Pydantic models (xnatctl/models/) define the schema for each XNAT resource
type. Models use populate_by_name=True to accept XNAT API field aliases (e.g.,
subject_ID), extra="ignore" to tolerate unknown fields, and expose
table_columns() and to_row() methods for Rich table rendering.
You can also use the service layer programmatically outside the CLI:
from xnatctl.core.client import XNATClient
from xnatctl.services.projects import ProjectService
client = XNATClient(base_url="https://xnat.example.org", ...)
client.authenticate()
service = ProjectService(client)
projects = service.list()
Code Style¶
xnatctl targets Python 3.11+ and uses type hints throughout.
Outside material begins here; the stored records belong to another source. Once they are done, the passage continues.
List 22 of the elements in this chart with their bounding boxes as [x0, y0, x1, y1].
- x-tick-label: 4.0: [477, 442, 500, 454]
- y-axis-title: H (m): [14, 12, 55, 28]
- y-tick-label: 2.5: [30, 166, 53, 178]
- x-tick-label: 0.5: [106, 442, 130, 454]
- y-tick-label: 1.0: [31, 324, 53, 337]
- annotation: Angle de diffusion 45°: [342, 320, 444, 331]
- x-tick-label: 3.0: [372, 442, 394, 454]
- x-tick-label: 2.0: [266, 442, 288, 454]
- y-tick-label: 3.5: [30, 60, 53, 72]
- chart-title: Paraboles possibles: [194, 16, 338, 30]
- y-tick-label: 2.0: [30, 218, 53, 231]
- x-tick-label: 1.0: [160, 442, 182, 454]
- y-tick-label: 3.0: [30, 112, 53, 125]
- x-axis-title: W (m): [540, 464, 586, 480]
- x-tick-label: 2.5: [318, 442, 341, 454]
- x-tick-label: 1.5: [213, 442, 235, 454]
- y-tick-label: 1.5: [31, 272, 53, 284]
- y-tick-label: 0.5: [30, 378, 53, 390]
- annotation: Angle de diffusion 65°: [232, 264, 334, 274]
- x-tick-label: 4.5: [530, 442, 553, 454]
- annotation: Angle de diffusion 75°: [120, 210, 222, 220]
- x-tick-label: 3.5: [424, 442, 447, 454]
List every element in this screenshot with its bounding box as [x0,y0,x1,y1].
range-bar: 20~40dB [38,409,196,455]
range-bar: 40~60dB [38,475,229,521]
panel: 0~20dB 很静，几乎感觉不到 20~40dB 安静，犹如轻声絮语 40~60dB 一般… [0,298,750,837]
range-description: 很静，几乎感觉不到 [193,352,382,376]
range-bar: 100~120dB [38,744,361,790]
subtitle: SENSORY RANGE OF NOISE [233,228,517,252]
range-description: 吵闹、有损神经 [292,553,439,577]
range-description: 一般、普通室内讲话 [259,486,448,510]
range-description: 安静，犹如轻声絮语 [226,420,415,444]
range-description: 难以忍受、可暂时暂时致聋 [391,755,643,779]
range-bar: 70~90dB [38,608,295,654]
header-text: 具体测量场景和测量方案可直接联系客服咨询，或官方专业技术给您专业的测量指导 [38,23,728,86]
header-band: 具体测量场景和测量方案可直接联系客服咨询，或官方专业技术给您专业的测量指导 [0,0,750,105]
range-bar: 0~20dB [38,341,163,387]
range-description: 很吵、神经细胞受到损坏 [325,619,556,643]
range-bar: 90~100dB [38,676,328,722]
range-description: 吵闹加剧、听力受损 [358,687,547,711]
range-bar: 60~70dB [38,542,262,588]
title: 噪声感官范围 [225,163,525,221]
Formatting and linting: Ruff handles both, configured with a line length of 100 and rule sets E, F, W, I, B, and UP.
Docstrings: Google-style with
Args,Returns, andRaisessections. Every public function, class, and method must have a docstring.Type checking: mypy with
check_untyped_defsenabled. AvoidAnyunless absolutely necessary.CLI framework: Click for command definitions, argument parsing, and help text.
Data models: Pydantic v2 for XNAT resource schemas with strict validation.
HTTP client: httpx for synchronous HTTP with connection pooling and timeout control.
Terminal output: Rich for tables, progress bars, and styled error messages.
Note
The project uses ruff in place of Black, isort, and flake8. Configuration
lives in pyproject.toml under [tool.ruff].